Although global cereal production seems strong from these countries, a lack of adequate rainfall paired with a desert locust outbreak in East Africa are possible contributors for the expectation that cereal import requirements for these countries are nevertheless estimated to increase by 4.2 million tonnes from 2019.
According to FAO's quarterly Crop Prospects and Food Situation report, published on 5 March 2020, although the locusts only minimally impacted crops in 2019, at that time most crops were already harvested. Now the locusts are not only early, but also part of the largest infestation in the past 25 years for Africa, and the FAO cited "serious concerns for crops and pasture resources in 2020."
Ethiopia, Kenya, and Somalia have all been invaded by the locusts. "In these areas, where high food insecurity levels prevail following consecutive poor rainy seasons, the persistence of the outbreak could result in substantial pasture losses, if control measures are not up-scaled, and a marked increase in food insecurity prevalence and severity may result," the report said.

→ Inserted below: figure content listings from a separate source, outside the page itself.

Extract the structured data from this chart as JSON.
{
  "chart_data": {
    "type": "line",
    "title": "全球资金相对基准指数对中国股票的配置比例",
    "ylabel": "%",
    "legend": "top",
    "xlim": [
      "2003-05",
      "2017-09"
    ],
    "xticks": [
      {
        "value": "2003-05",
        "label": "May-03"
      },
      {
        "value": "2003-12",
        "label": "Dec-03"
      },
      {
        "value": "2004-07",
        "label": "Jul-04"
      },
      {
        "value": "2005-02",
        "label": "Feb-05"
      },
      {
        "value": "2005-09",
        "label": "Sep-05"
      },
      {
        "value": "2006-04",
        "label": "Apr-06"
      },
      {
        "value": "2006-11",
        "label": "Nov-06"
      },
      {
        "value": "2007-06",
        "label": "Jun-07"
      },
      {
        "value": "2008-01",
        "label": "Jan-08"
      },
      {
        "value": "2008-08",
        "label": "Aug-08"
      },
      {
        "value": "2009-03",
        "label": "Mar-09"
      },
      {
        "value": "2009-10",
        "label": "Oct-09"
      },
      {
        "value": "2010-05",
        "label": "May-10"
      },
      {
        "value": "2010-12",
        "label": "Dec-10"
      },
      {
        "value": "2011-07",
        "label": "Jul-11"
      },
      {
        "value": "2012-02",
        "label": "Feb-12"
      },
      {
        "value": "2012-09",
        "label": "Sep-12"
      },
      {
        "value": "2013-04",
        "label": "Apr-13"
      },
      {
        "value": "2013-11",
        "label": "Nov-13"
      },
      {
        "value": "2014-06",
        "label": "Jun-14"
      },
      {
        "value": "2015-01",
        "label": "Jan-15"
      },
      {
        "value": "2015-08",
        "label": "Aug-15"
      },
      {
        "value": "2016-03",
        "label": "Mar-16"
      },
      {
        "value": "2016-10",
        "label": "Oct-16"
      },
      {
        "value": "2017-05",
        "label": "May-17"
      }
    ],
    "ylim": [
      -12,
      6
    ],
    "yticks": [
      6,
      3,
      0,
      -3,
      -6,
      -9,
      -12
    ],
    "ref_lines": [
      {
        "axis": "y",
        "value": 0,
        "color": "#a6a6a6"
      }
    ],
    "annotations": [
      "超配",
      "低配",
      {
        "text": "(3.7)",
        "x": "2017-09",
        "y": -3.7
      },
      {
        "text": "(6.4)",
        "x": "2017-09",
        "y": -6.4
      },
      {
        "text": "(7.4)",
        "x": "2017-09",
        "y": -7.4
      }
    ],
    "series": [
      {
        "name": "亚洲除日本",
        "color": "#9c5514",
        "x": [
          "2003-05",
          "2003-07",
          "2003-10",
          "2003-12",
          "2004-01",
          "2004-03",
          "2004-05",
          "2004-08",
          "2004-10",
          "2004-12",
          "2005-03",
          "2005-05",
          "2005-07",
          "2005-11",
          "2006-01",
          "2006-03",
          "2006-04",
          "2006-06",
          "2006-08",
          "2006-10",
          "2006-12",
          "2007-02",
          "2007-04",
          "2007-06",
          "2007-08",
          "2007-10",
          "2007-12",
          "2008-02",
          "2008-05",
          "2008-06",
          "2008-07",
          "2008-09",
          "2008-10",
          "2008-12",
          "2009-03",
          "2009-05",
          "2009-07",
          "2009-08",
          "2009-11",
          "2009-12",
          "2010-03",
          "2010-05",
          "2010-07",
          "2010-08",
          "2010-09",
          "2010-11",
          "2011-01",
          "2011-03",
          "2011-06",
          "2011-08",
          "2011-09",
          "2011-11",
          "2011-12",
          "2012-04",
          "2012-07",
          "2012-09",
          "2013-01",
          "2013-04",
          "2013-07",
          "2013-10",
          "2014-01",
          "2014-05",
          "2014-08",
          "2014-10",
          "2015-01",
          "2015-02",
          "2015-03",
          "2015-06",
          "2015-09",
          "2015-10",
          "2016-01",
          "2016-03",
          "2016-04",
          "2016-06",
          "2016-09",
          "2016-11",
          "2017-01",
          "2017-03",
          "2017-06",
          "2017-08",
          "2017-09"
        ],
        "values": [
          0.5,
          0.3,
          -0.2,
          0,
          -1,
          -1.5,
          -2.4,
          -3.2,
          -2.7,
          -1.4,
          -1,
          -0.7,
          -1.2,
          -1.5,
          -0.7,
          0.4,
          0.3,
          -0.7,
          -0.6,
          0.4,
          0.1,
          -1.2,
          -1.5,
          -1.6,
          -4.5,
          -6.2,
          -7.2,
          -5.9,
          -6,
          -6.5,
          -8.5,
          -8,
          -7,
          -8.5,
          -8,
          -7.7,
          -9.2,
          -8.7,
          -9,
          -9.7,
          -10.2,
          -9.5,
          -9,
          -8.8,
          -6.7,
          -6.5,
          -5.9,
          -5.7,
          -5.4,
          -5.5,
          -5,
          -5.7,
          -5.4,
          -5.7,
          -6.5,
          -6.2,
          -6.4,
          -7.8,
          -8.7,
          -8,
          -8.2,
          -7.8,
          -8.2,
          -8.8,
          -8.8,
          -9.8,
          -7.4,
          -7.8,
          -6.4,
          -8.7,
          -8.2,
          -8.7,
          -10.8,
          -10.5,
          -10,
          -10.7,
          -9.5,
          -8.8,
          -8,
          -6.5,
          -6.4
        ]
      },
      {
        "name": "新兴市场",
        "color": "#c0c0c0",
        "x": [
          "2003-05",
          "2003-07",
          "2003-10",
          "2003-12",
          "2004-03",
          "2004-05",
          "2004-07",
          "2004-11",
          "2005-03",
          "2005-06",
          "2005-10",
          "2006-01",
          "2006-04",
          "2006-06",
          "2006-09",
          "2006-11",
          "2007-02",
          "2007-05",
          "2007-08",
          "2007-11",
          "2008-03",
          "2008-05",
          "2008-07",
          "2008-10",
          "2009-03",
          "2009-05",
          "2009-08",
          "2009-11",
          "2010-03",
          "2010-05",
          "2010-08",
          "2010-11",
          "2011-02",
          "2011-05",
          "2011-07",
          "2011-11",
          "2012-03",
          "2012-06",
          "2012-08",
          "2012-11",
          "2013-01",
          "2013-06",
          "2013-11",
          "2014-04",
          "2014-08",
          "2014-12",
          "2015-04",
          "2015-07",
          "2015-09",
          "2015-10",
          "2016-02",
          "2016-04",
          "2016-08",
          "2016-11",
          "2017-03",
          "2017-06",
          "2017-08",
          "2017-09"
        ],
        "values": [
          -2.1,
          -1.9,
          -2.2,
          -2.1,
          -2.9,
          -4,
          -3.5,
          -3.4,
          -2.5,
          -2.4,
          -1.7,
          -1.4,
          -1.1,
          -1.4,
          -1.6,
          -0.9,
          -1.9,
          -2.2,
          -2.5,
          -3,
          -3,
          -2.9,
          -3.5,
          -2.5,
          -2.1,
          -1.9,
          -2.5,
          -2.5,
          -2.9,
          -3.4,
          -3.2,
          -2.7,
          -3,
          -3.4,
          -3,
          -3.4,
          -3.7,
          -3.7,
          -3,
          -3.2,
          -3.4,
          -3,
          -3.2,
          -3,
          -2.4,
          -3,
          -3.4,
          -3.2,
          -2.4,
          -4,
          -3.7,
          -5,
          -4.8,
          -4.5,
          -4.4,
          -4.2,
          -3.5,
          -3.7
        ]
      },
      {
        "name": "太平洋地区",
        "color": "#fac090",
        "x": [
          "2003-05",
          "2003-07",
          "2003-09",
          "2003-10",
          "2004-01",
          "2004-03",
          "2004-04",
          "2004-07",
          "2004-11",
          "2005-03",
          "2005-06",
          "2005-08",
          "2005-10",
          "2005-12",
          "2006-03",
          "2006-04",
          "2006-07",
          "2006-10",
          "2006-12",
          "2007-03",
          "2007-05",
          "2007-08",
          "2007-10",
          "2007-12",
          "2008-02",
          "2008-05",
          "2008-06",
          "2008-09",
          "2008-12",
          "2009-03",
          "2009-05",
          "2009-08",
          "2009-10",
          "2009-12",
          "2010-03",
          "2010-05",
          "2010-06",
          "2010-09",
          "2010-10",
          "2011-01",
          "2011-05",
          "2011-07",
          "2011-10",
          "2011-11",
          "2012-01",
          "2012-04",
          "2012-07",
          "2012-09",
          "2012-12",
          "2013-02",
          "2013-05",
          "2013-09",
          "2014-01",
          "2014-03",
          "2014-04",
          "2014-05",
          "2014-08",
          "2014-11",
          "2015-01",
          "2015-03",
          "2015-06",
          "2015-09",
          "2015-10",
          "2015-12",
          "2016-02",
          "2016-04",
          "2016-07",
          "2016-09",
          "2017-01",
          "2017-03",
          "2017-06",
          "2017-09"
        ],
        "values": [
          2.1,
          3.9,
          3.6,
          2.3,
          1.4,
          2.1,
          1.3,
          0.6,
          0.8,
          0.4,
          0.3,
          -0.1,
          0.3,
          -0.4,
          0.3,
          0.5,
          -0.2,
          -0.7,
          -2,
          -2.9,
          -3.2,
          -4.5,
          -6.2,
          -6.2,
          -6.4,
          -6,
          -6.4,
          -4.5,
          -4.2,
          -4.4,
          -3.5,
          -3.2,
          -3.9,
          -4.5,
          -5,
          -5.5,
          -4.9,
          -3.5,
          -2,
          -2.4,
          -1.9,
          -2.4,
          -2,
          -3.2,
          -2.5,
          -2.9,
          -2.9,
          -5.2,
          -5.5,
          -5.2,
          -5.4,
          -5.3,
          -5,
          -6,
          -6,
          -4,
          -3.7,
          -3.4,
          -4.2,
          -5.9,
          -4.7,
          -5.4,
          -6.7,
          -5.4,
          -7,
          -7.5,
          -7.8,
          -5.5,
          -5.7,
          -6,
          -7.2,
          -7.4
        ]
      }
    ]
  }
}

Those at-risk crop losses would include one of Somalia's important harvest seasons. The "Gu" harvest usually makes up for roughly 60 percent of the country's total cereal production, meaning if the locusts bypass ground or control measures, they could substantially cut into the aggregate cereal production. Along with the cereal and crop product, these pests also decimate fields where livestock would typically graze, and they could posisbly shift to other regions and crops.